The Spotify chief also said that the company weighed smaller cuts in 2024 and 2025 rather than the larger layoff that occurred. Still, the recent downsize was deemed necessary given the apparent gulf between Spotify’s financial aspirations and the costs to run the company.

Why it matters

Spotify Wrapped is one of the company’s most prominent yearly publicity campaigns — just take a look around your Instagram feed come December each year. It’s a fun way to get a sneak peek into your friends’ musical tastes and a way to evaluate your listening habits. It’s also a unique and powerful example of a company leveraging its proprietary data as a consumer-facing engagement tactic — one that raises the brand to the top of the brand awareness charts.

The juxtaposition of Spotify’s most prominent time in the public eye and some bad corporate news is certainly interesting. But there’s something to be said for Spotify not stringing employees along because of the wave of popular discussion the platform is currently a part of.

Layoffs, particularly in the tech sector, are an increasingly common and unfortunate reality of our post-pandemic and ever-evolving world. Spotify isn’t alone in needing to make tough cuts. Big tech companies like Meta and Amazon have navigated similar declines and cuts as user priorities and tech and entertainment markets evolve.

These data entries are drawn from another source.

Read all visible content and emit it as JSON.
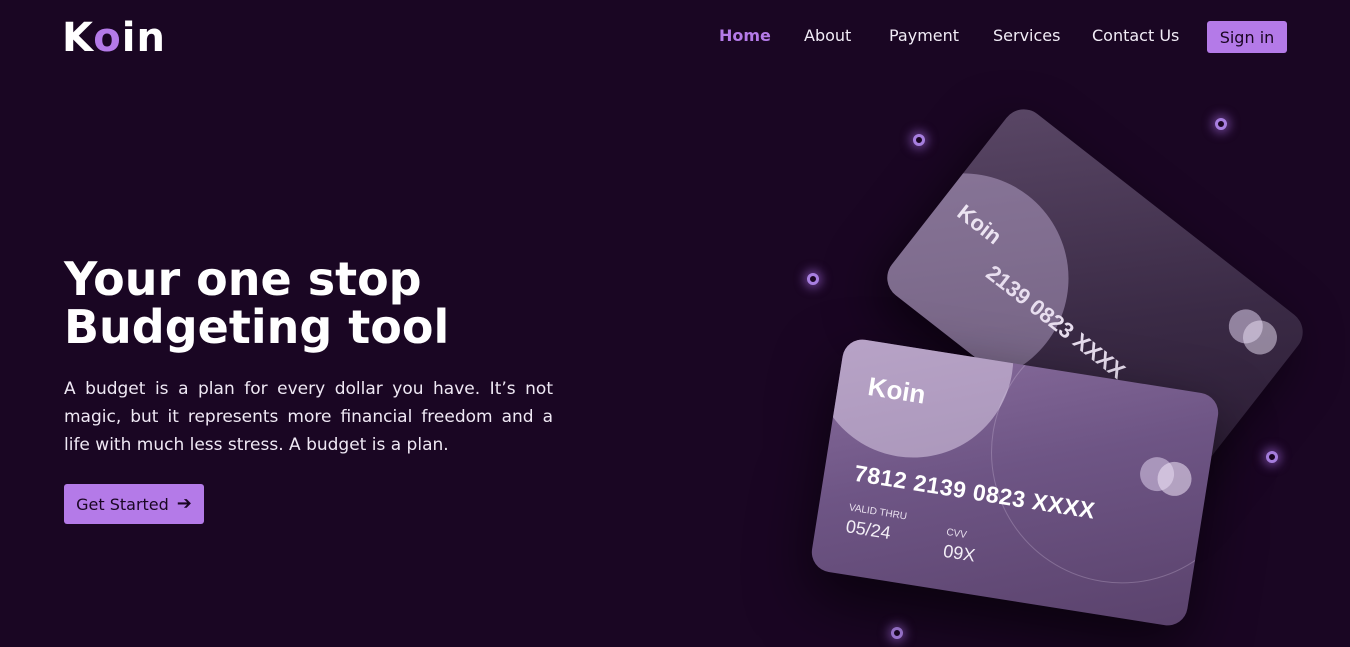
{
  "header": {
    "logo": {
      "prefix": "K",
      "accent": "o",
      "suffix": "in"
    },
    "nav": [
      {
        "label": "Home",
        "active": true
      },
      {
        "label": "About",
        "active": false
      },
      {
        "label": "Payment",
        "active": false
      },
      {
        "label": "Services",
        "active": false
      },
      {
        "label": "Contact Us",
        "active": false
      }
    ],
    "signin_label": "Sign in"
  },
  "hero": {
    "title_line1": "Your one stop",
    "title_line2": "Budgeting tool",
    "text": "A budget is a plan for every dollar you have. It’s not magic, but it represents more financial freedom and a life with much less stress. A budget is a plan.",
    "cta_label": "Get Started",
    "cta_icon": "arrow-right-icon"
  },
  "cards": {
    "front": {
      "brand": "Koin",
      "number": "7812 2139 0823 XXXX",
      "valid_label": "VALID THRU",
      "valid_value": "05/24",
      "cvv_label": "CVV",
      "cvv_value": "09X"
    },
    "back": {
      "brand": "Koin",
      "number": "2139 0823 XXXX"
    }
  },
  "colors": {
    "background": "#1a0623",
    "accent": "#b47ae8",
    "text": "#ffffff"
  }
}
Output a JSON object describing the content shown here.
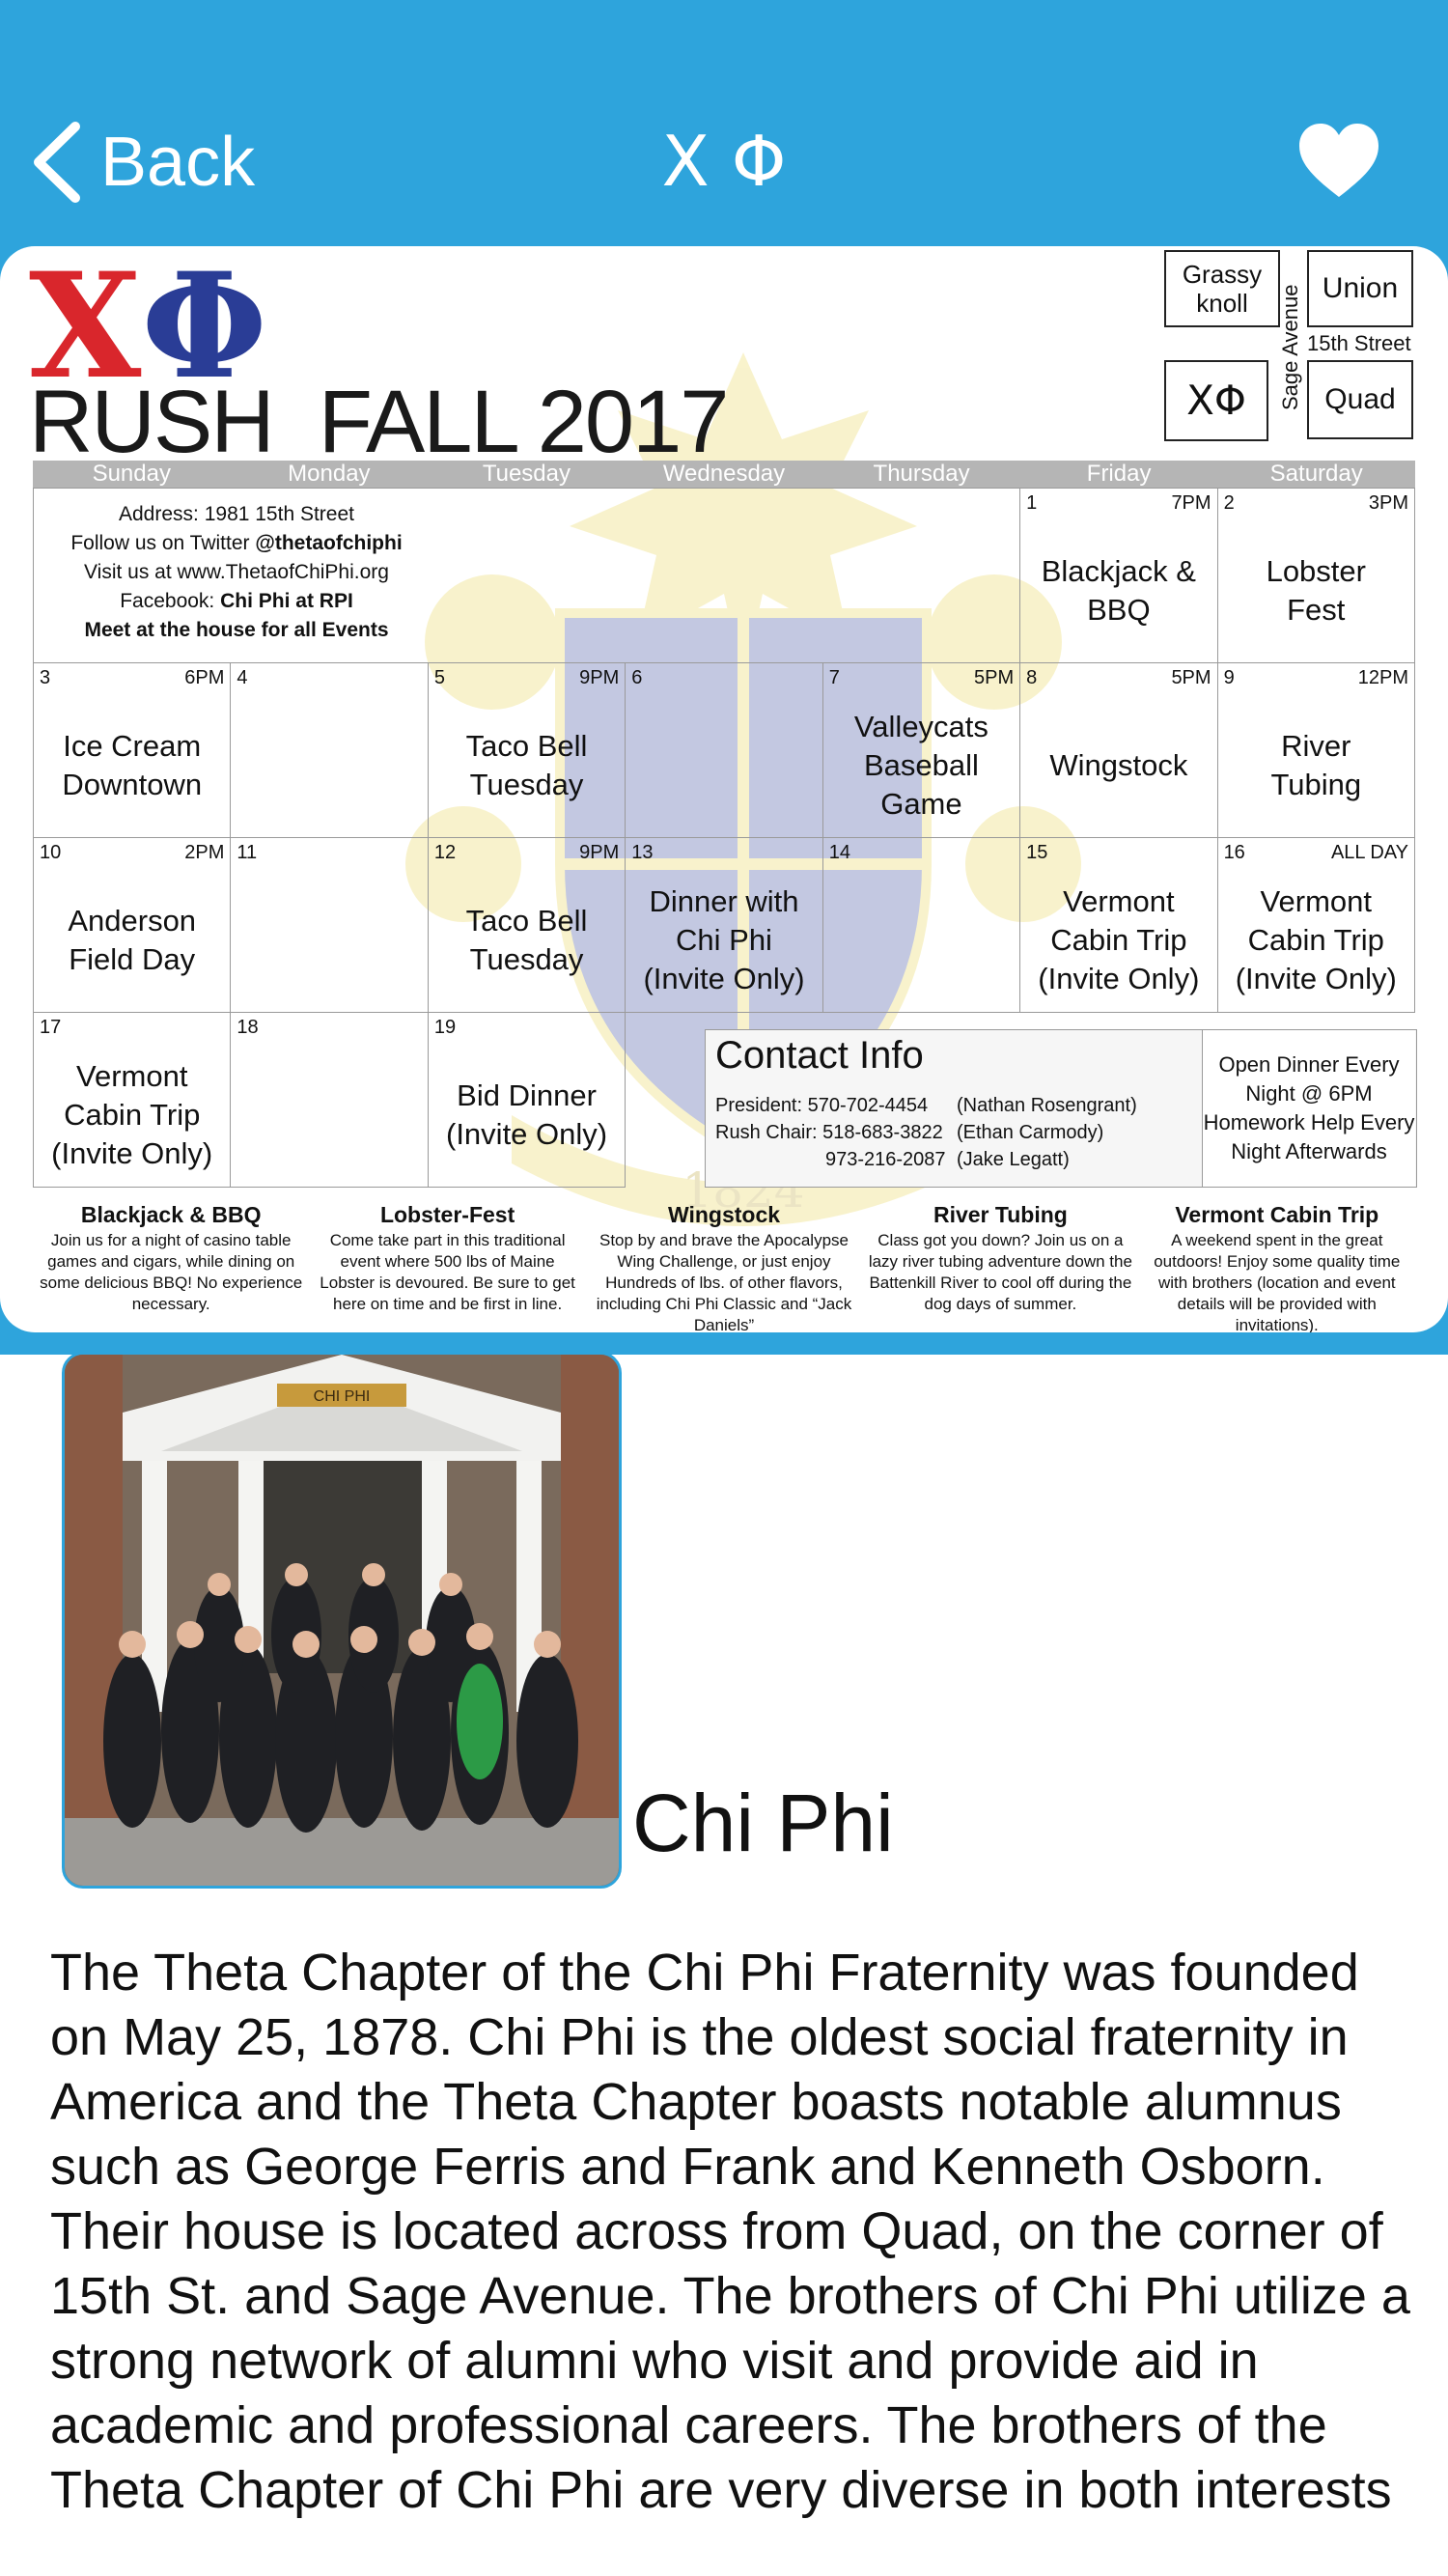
{
  "nav": {
    "back_label": "Back",
    "title": "Χ Φ"
  },
  "flyer": {
    "logo_chi": "Χ",
    "logo_phi": "Φ",
    "title": "RUSH  FALL 2017",
    "map": {
      "grassy_knoll": "Grassy knoll",
      "union": "Union",
      "street_15th": "15th Street",
      "sage_avenue": "Sage Avenue",
      "chi_phi": "ΧΦ",
      "quad": "Quad"
    },
    "days": [
      "Sunday",
      "Monday",
      "Tuesday",
      "Wednesday",
      "Thursday",
      "Friday",
      "Saturday"
    ],
    "info": {
      "address": "Address: 1981 15th Street",
      "twitter_prefix": "Follow us on Twitter ",
      "twitter": "@thetaofchiphi",
      "website": "Visit us at www.ThetaofChiPhi.org",
      "facebook_prefix": "Facebook: ",
      "facebook": "Chi Phi at RPI",
      "meet": "Meet at the house for all Events"
    },
    "cells": [
      {
        "day": "1",
        "time": "7PM",
        "event": "Blackjack &\nBBQ"
      },
      {
        "day": "2",
        "time": "3PM",
        "event": "Lobster\nFest"
      },
      {
        "day": "3",
        "time": "6PM",
        "event": "Ice Cream\nDowntown"
      },
      {
        "day": "4",
        "time": "",
        "event": ""
      },
      {
        "day": "5",
        "time": "9PM",
        "event": "Taco Bell\nTuesday"
      },
      {
        "day": "6",
        "time": "",
        "event": ""
      },
      {
        "day": "7",
        "time": "5PM",
        "event": "Valleycats\nBaseball\nGame"
      },
      {
        "day": "8",
        "time": "5PM",
        "event": "Wingstock"
      },
      {
        "day": "9",
        "time": "12PM",
        "event": "River\nTubing"
      },
      {
        "day": "10",
        "time": "2PM",
        "event": "Anderson\nField Day"
      },
      {
        "day": "11",
        "time": "",
        "event": ""
      },
      {
        "day": "12",
        "time": "9PM",
        "event": "Taco Bell\nTuesday"
      },
      {
        "day": "13",
        "time": "",
        "event": "Dinner with\nChi Phi\n(Invite Only)"
      },
      {
        "day": "14",
        "time": "",
        "event": ""
      },
      {
        "day": "15",
        "time": "",
        "event": "Vermont\nCabin Trip\n(Invite Only)"
      },
      {
        "day": "16",
        "time": "ALL DAY",
        "event": "Vermont\nCabin Trip\n(Invite Only)"
      },
      {
        "day": "17",
        "time": "",
        "event": "Vermont\nCabin Trip\n(Invite Only)"
      },
      {
        "day": "18",
        "time": "",
        "event": ""
      },
      {
        "day": "19",
        "time": "",
        "event": "Bid Dinner\n(Invite Only)"
      }
    ],
    "contact": {
      "title": "Contact Info",
      "president": "President: 570-702-4454",
      "president_name": "(Nathan Rosengrant)",
      "rush_chair": "Rush Chair: 518-683-3822",
      "rush_chair_name": "(Ethan Carmody)",
      "third": "973-216-2087",
      "third_name": "(Jake Legatt)",
      "open_dinner": "Open Dinner Every\nNight @ 6PM\nHomework Help Every\nNight Afterwards"
    },
    "descriptions": [
      {
        "title": "Blackjack & BBQ",
        "text": "Join us for a night of casino table games and cigars, while dining on some delicious BBQ! No experience necessary."
      },
      {
        "title": "Lobster-Fest",
        "text": "Come take part in this traditional event where 500 lbs of Maine Lobster is devoured. Be sure to get here on time and be first in line."
      },
      {
        "title": "Wingstock",
        "text": "Stop by and brave the Apocalypse Wing Challenge, or just enjoy Hundreds of lbs. of other flavors, including Chi Phi Classic and “Jack Daniels”"
      },
      {
        "title": "River Tubing",
        "text": "Class got you down? Join us on a lazy river tubing adventure down the Battenkill River to cool off during the dog days of summer."
      },
      {
        "title": "Vermont Cabin Trip",
        "text": "A weekend spent in the great outdoors! Enjoy some quality time with brothers (location and event details will be provided with invitations)."
      }
    ],
    "crest_banner_text": "1824"
  },
  "photo": {
    "sign_text": "CHI PHI"
  },
  "org_name": "Chi Phi",
  "about": "The Theta Chapter of the Chi Phi Fraternity was founded on May 25, 1878. Chi Phi is the oldest social fraternity in America and the Theta Chapter boasts notable alumnus such as George Ferris and Frank and Kenneth Osborn. Their house is located across from Quad, on the corner of 15th St. and Sage Avenue. The brothers of Chi Phi utilize a strong network of alumni who visit and provide aid in academic and professional careers. The brothers of the Theta Chapter of Chi Phi are very diverse in both interests",
  "colors": {
    "nav_blue": "#2ea4dc",
    "chi_red": "#d9262c",
    "phi_blue": "#2a3d96"
  }
}
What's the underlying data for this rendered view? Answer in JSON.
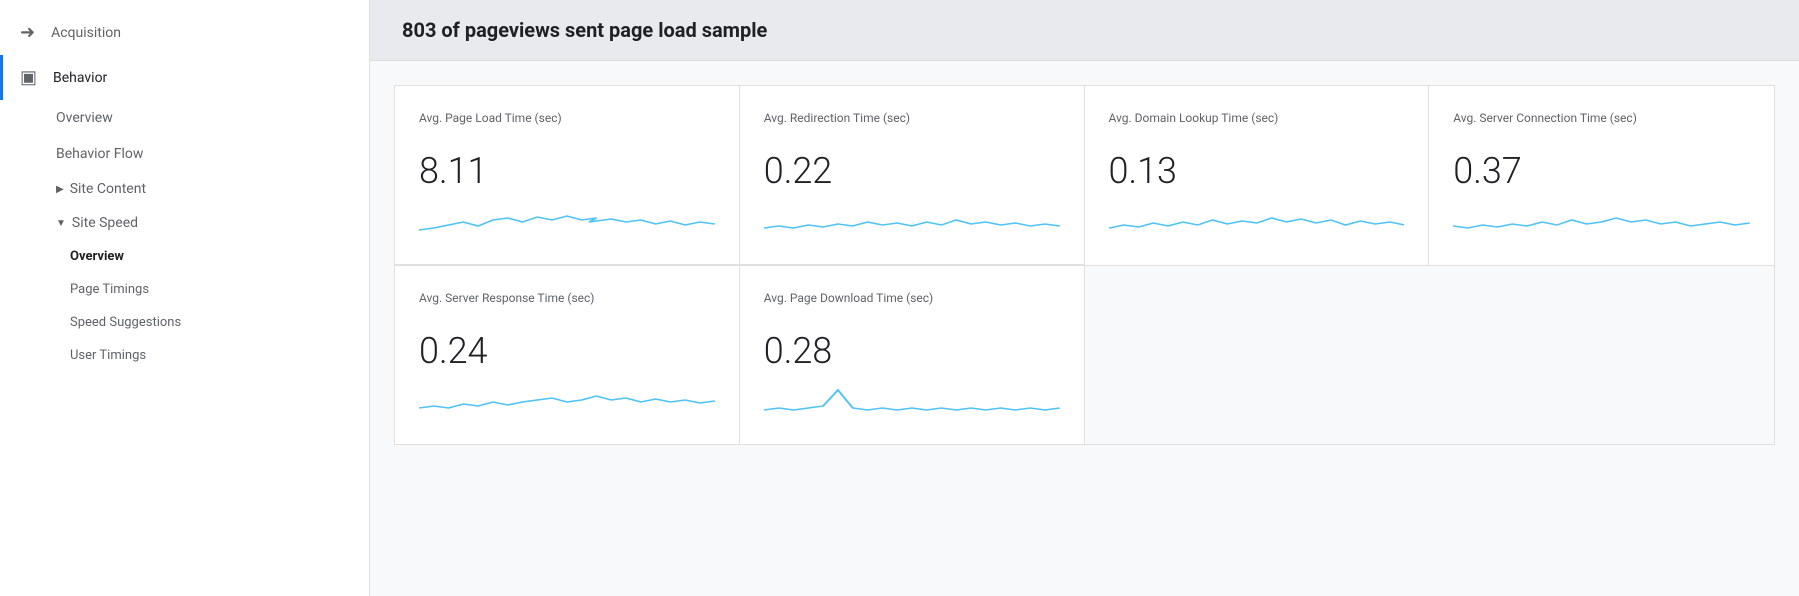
{
  "sidebar": {
    "acquisition": {
      "label": "Acquisition",
      "icon": "→"
    },
    "behavior": {
      "label": "Behavior",
      "icon": "⊞",
      "items": {
        "overview": "Overview",
        "behavior_flow": "Behavior Flow",
        "site_content": "Site Content",
        "site_speed": "Site Speed",
        "site_speed_sub": {
          "overview": "Overview",
          "page_timings": "Page Timings",
          "speed_suggestions": "Speed Suggestions",
          "user_timings": "User Timings"
        }
      }
    }
  },
  "main": {
    "page_header": "803 of pageviews sent page load sample",
    "metrics": [
      {
        "label": "Avg. Page Load Time (sec)",
        "value": "8.11",
        "sparkline_id": "spark1"
      },
      {
        "label": "Avg. Redirection Time (sec)",
        "value": "0.22",
        "sparkline_id": "spark2"
      },
      {
        "label": "Avg. Domain Lookup Time (sec)",
        "value": "0.13",
        "sparkline_id": "spark3"
      },
      {
        "label": "Avg. Server Connection Time (sec)",
        "value": "0.37",
        "sparkline_id": "spark4"
      }
    ],
    "metrics_bottom": [
      {
        "label": "Avg. Server Response Time (sec)",
        "value": "0.24",
        "sparkline_id": "spark5"
      },
      {
        "label": "Avg. Page Download Time (sec)",
        "value": "0.28",
        "sparkline_id": "spark6"
      }
    ]
  }
}
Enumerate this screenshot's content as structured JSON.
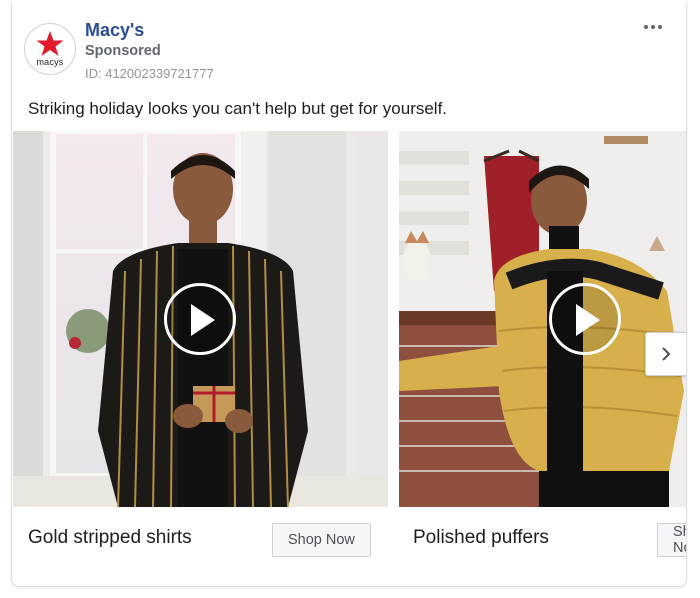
{
  "header": {
    "page_name": "Macy's",
    "sponsored_label": "Sponsored",
    "ad_id": "ID: 412002339721777",
    "logo_text": "macys"
  },
  "post": {
    "text": "Striking holiday looks you can't help but get for yourself."
  },
  "carousel": {
    "items": [
      {
        "title": "Gold stripped shirts",
        "cta": "Shop Now"
      },
      {
        "title": "Polished puffers",
        "cta": "Shop Now"
      }
    ]
  },
  "colors": {
    "brand_red": "#e21a2c",
    "link_blue": "#2b4c96"
  },
  "icons": {
    "logo": "macys-star-logo",
    "more": "more-options-icon",
    "play": "play-icon",
    "next": "chevron-right-icon"
  }
}
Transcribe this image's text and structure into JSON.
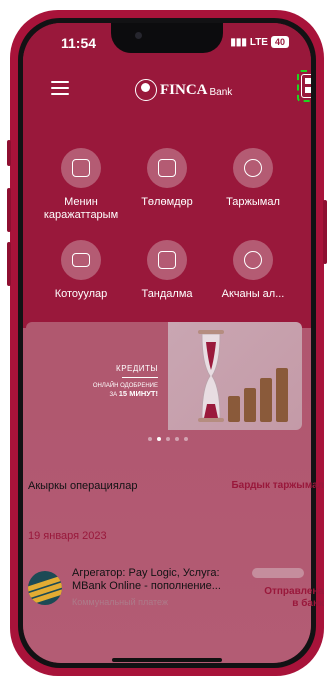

But an important part of navigating any layoff is how it’s rolled out, and Spotify did well here, by being clear in the announcement memo and offering details of employee impacts, such as severance pay and health benefits. If you have tough news to share, it’s best just to remain straightforward and transparent, even if you’re in the middle of running another big publicity campaign.

Editor’s Top Picks 

  • The prospect of artificial intelligence looms large over the entire communications industry, though it remains to be seen what the full impacts will be. According to CNBC, Meta’s chief scientist said that we’re still far from generative AI gaining any sort of sentience. But just because AI isn’t going to become self-aware by tomorrow, it doesn’t mean that PR pros shouldn’t prepare for the ways that generative AI tech might help in ideating on campaigns or scraping large amounts of data in the creative process — not to mention the pitfalls that lie ahead where data privacy and management are concerned.
  • According to CNN, a top scholar on disinformation claims that she was ousted from her job at Harvard because of the school’s relationship with alum and Meta chief Mark Zuckerberg. Dr. Joan Donovan’s claims raise concerns about the reach of big tech into academia and the world of independent research. For a company that doesn’t have the greatest reputation for how it impacts society and interpersonal communication (see: negative impacts on young people spending too much time on social media and issues around disinformation on Meta’s Facebook), Donovan’s accusation might have legs, and it may not be the last time that the academic world pushes back on big tech meddling in research activity.
  • Back on the AI front, we might see whether or not an AI chatbot is capable of (or at least legally responsible for) what the government deems illegal wiretapping. According to CNBC, one of Gap’s popular retail brands, Old Navy, has been accused in a California court filing of conducting illegal wiretapping due to the way its chatbot function logs, records and stores conversations. The suit alleges that it “convincingly impersonates an actual human that encourages consumers to share their personal information,” according to the report. This case could have a wider impact, not just on retail, but across the overall customer service space, as countless companies use AI chatbots to deal with customer inquiries and requests. Comms pros will need to keep an eye on AI legislation as it develops and impacts how they use generative and conversational AI tools.

Sean Devlin is an editor at Ragan Communications. In his spare time he enjoys Philly sports, a good pint and ’90s trivia night.